Anixa Biosciences and its partner Moffitt Cancer Center have submitted a protocol amendment to the FDA for their ongoing phase 1 clinical trial (NCT05316129) evaluating Anixa's novel follicle stimulating hormone receptor (FSHR)-targeting chimeric endocrine receptor (CER) T-cell therapy for the treatment of ovarian cancer, aimed at enabling the use of second doses for patients who may benefit.1
Anixa noted that it had previously obtained clearance of a single-patient investigational new drug (IND) application to redose a patient in the trial whose tumor showed cellular infiltration and necrosis in a biopsy, suggesting the CER-T therapy had produced biologic activity. In order to avoid the need to continuously submit single-patient IND applications on a case-by-case basis, the company’s protocol amendment will allow for patients in the trial to receive a second leukapheresis and dose of the CER-T, without the need for additional clearance.
"In initial phase 1 clinical trials, it is customary to begin with low, often subtherapeutic cell doses to verify safety, before increasing the dose levels,” principal investigator Robert Wenham, MD, MS, FACOG, FACS, the chair of the Gynecologic Oncology Department at Moffitt, said in a statement.1 “In our study, the patient approved for a second dose by the individual IND received the starting, lowest dose. While initially meeting the criteria for progression due to size of her predominate tumor, her cancer has since remained relatively stable and she has not received additional therapy since her first infusion. We are hoping a second, higher dose may improve her overall response and outcome. In general, we anticipate that higher cell doses will lead to efficacy, but for solid tumors, a second dose may be needed in a subset of patients to improve the rate and durability of responses."

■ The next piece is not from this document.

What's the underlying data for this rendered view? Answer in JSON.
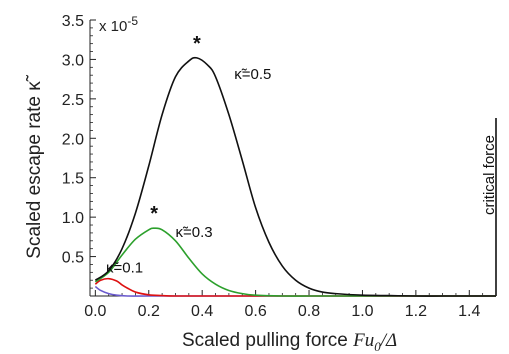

The CER-T therapy is Anixa’s modified chimeric antigen receptor (CAR) T-cell therapy approach that targets an endocrine receptor (FSHR) that is exclusively expressed at immunologically relevant levels on the granulosa cells of the ovaries.2 Notably, the study, which is expected to enroll approximately 48 participants in total, is evaluating intraperitoneal delivery against intravenous delivery of the CER T-cells.
"We hope to get approval from regulatory agencies shortly, to enable second doses for the appropriate patients,” Amit Kumar, PhD, the chairman and chief executive officer of Anixa Biosciences, added to the statement.1 “We are clearly enthusiastic about the progress of this trial and are looking forward to treating additional patients.”
So far, 3 patients have been treated in the trial at a dose of 1x105 CER T-cells (cohort 1) and 3 patients have been treated at a dose of 3x105 CER T-cells (cohort 2).2 According to a June 2024 update given by Anixa at the time of the dosing of the study’s sixth patient overall, no dose-limiting toxicities (DLT) had been observed among the treated patients in the trial.
"We are highly encouraged by the favorable safety profile observed thus far in both the first and second patient cohorts, and are eager to evaluate a higher dose in the next cohort,” Kumar said in a June 2024 statement.2 “We are particularly encouraged by a notable response in 1 of the patients in the first cohort, even though the dosage was considered a subtherapeutic level. Our aim is to maintain a positive safety profile as we escalate dosing, with the goal of demonstrating additional objective evidence of efficacy. Unlike conventional CAR-T cell therapies, which have achieved amazing results in various hematological cancers, they have not been effective in solid tumors. In contrast, we believe Anixa's novel technology has the potential to make CAR-T effective in ovarian cancer and perhaps across multiple solid tumor types. Our unique and highly targeted CER-T approach targets the FSHR, which is exclusively expressed on ovarian cells. A potential dual mechanism of action is operating with our therapy targeting tumor vasculature by starving or shrinking the tumor from the inside out, as well as direct targeting of ovarian cells."